Recent data highlight the fact that agents with in vitro efficacy may not effectively eradicate hospital pathogens from surfaces due to limitations with achieving adequate distribution and contact time using conventional cleaning methods.1,10 The emergence of ‘no-touch’ automated disinfection methods provide an alternative to reliance on a manual operator for the inactivation of pathogens on surfaces.  HPV is an EPA-registered sterilant that achieves a 6-log reduction on C. difficile spores in vitro, eradicates C. difficile spores from surfaces and reduces the incidence of CDI and successfully mitigates the increased risk from the prior room occupant. 5, 9, 11-13

In summary, given the fact that a small number of C. difficile spores are sufficient to cause CDI in susceptible individuals, disinfectants with an EPA-registered sporicidal claim or sterilants should be used for disinfecting rooms used by patient with CDI. ‘No-touch’ methods, such as HPV, remove reliance on the operator to achieve adequate distribution and contact time and are appropriate for the terminal disinfection of rooms used by patients with CDI.

References:
1. Otter JA, Yezli S, French GL. The role played by contaminated surfaces in the transmission of nosocomial pathogens. Infect Control Hosp Epidem. 2011; 32:687-99.
2. Larson HE, Borriello SP. Quantitative study of antibiotic-induced susceptibility to Clostridium difficile enterocecitis in hamsters. Antimicrob Agents Chemother 1990; 34:1348-53.
3. Lawley TD, Clare S, Deakin LJ, et al. Use of purified Clostridium difficile spores to facilitate evaluation of health care disinfection regimens. Appl Environ Microbiol 2010; 76:6895-900.

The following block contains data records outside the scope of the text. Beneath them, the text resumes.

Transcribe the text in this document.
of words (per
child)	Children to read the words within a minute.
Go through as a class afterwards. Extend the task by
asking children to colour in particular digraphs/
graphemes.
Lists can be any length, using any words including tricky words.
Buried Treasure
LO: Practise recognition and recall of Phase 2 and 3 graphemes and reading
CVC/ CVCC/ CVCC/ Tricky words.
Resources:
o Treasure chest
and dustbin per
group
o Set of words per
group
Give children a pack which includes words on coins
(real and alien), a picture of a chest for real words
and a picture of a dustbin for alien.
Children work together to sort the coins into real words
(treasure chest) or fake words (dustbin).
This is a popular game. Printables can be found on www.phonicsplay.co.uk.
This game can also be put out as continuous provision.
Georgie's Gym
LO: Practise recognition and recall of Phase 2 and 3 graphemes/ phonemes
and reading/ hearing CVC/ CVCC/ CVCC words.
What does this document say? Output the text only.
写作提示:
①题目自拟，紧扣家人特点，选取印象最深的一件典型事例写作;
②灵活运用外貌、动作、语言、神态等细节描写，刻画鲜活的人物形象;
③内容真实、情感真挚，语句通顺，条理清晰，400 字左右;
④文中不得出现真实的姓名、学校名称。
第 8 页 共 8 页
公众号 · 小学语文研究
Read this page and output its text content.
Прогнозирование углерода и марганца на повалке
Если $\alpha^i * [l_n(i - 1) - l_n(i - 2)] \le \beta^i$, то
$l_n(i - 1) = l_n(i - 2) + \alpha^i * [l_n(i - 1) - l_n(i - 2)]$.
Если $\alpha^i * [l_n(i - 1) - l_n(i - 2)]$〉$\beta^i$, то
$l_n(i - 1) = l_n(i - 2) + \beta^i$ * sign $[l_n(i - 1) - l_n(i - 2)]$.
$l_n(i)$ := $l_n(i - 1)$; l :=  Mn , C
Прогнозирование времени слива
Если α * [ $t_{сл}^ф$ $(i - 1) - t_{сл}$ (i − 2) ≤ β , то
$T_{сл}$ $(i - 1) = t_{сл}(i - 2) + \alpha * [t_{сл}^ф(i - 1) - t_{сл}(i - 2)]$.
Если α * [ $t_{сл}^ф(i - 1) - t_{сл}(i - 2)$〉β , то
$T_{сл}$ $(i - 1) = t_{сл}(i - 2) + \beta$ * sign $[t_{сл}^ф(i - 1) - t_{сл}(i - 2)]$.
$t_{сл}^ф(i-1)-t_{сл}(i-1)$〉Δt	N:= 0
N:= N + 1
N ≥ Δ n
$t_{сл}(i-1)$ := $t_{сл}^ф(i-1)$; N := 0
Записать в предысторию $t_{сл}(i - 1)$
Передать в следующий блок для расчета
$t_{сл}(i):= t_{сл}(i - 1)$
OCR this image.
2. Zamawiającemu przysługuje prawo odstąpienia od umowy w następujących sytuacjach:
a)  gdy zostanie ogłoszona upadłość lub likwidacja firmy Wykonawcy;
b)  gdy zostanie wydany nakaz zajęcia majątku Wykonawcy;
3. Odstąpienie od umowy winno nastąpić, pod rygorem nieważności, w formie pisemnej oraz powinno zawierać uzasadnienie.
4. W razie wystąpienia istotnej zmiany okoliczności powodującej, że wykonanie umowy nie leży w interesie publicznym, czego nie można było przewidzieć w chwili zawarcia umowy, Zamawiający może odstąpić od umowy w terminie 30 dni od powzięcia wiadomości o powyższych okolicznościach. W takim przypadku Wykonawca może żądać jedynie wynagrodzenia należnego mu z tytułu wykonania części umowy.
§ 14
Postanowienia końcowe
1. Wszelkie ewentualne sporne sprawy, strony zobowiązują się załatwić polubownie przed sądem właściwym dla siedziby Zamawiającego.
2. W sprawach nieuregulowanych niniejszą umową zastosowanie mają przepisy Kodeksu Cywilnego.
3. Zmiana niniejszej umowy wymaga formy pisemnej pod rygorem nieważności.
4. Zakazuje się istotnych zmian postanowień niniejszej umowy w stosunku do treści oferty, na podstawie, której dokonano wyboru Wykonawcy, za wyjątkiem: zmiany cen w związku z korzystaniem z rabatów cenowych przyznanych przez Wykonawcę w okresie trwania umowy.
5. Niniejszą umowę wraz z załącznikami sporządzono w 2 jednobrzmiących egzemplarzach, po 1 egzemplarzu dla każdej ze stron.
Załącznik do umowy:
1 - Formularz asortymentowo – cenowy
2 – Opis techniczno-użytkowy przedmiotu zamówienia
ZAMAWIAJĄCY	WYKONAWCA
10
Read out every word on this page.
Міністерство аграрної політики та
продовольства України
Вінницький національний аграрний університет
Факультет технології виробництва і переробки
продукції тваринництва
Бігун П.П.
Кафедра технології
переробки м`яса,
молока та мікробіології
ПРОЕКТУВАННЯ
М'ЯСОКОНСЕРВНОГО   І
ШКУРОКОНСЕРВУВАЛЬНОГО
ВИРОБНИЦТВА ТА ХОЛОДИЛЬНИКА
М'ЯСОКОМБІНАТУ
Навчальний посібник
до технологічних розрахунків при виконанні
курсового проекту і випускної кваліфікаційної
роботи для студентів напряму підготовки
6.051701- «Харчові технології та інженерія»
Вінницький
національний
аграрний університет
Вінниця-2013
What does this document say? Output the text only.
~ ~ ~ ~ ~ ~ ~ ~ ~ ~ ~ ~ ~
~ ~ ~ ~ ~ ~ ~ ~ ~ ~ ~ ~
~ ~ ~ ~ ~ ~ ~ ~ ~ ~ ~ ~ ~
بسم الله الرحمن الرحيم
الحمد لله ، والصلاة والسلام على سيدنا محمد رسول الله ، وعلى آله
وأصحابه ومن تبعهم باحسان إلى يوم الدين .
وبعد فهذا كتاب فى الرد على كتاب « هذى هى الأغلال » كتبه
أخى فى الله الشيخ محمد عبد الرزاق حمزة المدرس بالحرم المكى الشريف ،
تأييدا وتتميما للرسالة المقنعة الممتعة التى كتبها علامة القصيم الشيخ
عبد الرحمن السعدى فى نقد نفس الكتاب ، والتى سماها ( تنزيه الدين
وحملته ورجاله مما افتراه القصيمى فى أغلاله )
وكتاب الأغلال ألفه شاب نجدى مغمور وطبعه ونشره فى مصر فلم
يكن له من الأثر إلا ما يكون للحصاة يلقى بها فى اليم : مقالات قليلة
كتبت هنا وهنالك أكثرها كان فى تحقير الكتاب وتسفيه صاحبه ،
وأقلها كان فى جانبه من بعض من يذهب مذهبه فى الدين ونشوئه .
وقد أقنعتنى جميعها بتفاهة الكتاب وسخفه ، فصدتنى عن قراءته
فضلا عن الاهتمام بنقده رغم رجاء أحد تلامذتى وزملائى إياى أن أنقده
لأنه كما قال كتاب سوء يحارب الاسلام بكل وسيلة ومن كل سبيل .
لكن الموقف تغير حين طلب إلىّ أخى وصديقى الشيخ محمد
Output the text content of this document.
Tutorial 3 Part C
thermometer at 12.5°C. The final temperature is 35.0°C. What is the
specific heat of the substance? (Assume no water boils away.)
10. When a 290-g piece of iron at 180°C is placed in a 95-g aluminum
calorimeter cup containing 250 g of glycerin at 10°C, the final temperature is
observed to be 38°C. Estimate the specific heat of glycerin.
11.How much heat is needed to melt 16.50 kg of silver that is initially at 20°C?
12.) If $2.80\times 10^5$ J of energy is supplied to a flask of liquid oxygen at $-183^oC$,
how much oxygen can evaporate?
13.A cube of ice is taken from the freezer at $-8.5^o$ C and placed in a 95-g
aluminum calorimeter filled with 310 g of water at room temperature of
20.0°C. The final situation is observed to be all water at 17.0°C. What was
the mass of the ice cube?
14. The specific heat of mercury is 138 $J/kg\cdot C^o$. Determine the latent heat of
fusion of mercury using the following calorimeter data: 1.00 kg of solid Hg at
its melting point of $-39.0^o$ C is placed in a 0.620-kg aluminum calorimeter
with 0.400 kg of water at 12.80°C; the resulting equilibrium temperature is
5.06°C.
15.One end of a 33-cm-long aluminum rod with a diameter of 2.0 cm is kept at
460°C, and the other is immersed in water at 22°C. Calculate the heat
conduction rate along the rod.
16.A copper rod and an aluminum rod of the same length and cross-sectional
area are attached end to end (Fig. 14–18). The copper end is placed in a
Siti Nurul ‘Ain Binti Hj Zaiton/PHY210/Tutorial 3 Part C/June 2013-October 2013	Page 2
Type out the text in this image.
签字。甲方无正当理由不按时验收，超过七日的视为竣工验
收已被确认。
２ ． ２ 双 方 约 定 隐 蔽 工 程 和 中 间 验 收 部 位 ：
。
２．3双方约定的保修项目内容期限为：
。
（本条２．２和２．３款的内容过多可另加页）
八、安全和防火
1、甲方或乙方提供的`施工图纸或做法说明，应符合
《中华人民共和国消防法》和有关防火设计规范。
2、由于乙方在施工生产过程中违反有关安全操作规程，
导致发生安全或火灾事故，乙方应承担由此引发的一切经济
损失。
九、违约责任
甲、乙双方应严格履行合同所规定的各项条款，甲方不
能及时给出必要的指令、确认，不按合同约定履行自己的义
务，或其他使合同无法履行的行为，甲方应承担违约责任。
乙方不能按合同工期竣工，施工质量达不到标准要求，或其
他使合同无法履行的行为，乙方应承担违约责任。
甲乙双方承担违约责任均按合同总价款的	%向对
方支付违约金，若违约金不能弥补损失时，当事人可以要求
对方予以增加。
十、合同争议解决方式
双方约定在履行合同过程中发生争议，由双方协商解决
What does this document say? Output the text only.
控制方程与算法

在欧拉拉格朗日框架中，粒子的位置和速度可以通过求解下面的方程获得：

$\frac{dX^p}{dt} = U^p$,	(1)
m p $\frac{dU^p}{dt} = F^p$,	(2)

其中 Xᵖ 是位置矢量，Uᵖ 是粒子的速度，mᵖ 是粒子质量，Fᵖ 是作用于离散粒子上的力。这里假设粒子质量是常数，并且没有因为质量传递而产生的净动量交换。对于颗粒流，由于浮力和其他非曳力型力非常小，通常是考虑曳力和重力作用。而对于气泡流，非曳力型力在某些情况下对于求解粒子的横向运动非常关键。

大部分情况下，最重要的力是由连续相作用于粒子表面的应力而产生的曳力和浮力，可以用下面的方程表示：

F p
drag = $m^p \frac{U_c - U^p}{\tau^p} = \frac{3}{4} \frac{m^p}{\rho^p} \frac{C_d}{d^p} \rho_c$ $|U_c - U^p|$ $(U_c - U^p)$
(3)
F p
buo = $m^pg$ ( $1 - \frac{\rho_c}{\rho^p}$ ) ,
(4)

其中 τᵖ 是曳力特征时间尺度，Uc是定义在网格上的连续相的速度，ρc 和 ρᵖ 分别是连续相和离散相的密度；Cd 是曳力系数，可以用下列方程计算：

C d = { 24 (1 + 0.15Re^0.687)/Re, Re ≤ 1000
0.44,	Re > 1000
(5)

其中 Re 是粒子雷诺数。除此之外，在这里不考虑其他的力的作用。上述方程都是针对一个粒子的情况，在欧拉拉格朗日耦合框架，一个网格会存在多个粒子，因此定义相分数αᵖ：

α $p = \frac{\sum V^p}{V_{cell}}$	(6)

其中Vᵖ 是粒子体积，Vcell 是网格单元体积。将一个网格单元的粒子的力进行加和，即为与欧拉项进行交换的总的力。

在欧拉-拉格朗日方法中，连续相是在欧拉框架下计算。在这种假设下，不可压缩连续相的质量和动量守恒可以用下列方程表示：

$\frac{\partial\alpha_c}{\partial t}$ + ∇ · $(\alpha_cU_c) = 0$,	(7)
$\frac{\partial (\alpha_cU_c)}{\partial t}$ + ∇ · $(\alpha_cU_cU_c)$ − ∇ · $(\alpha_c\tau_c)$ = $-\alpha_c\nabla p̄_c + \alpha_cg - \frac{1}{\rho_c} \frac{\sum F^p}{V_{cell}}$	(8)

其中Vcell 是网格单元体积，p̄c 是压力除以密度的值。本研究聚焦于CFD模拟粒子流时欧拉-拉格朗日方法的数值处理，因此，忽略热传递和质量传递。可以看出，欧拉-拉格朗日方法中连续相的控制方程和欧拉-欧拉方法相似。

4. Yezli S, Otter JA. Minimum infective dose of the major human respiratory and enteric viruses transmitted through food and the environment. Food Environ Microbiol 2011; 3:1-30.
5. Otter JA, French GL. Survival of nosocomial bacteria and spores on surfaces and inactivation by hydrogen peroxide vapor. J Clin Microbiol 2009; 47:205-7.
6. Humphreys PN. Testing standards for sporicides. J Hosp Infect 2011; 77:193-8.
7. Al-Nassir WN, Sethi AK, Nerandzic MM, Bobulsky GS, Jump RL, Donskey CJ. Comparison of clinical and microbiological response to treatment of Clostridium difficile-associated disease with metronidazole and vancomycin. Clin Infect Dis 2008; 47:56-62.
8. Mayfield JL, Leet T, Miller J, Mundy LM. Environmental control to reduce transmission of Clostridium difficile. Clin Infect Dis 2000; 31:995-1000.
9. Boyce JM, Havill NL, Otter JA, et al. Impact of hydrogen peroxide vapor room decontamination on Clostridium difficile environmental contamination and transmission in a healthcare setting. Infect Control Hosp Epidem. 2008; 29:723-9.
10. Manian FA, Griesenauer S, Senkel D, et al. Isolation of Acinetobacter baumannii complex and methicillin-resistant staphylococcus aureus from hospital rooms following terminal cleaning and disinfection: Can we do better? Infect Control Hosp Epidemiol 2011; 32:667-72.
11. Passaretti CL, Otter JA, Reich NG et al. An evaluation of environmental decontamination with hydrogen peroxide vapor for reducing the risk of patient acquisition of multidrug-resistant organisms. Clin Infect Dis 2013; 56: 27-35..
12. Manian FA, Griesnauer S, Bryant A. Implementation of hospital-wide enhanced terminal cleaning of targeted patient rooms and its impact on endemic Clostridium difficile infection rates. Am J Infect Control 2012..
13. Cooper T, O’Leary M, Yezli S, Otter JA. Impact of environmental decontamination using hydrogen peroxide vapour on the incidence of Clostridium difficile infection in one hospital trust. J Hosp Infect 2011; 78:238-40.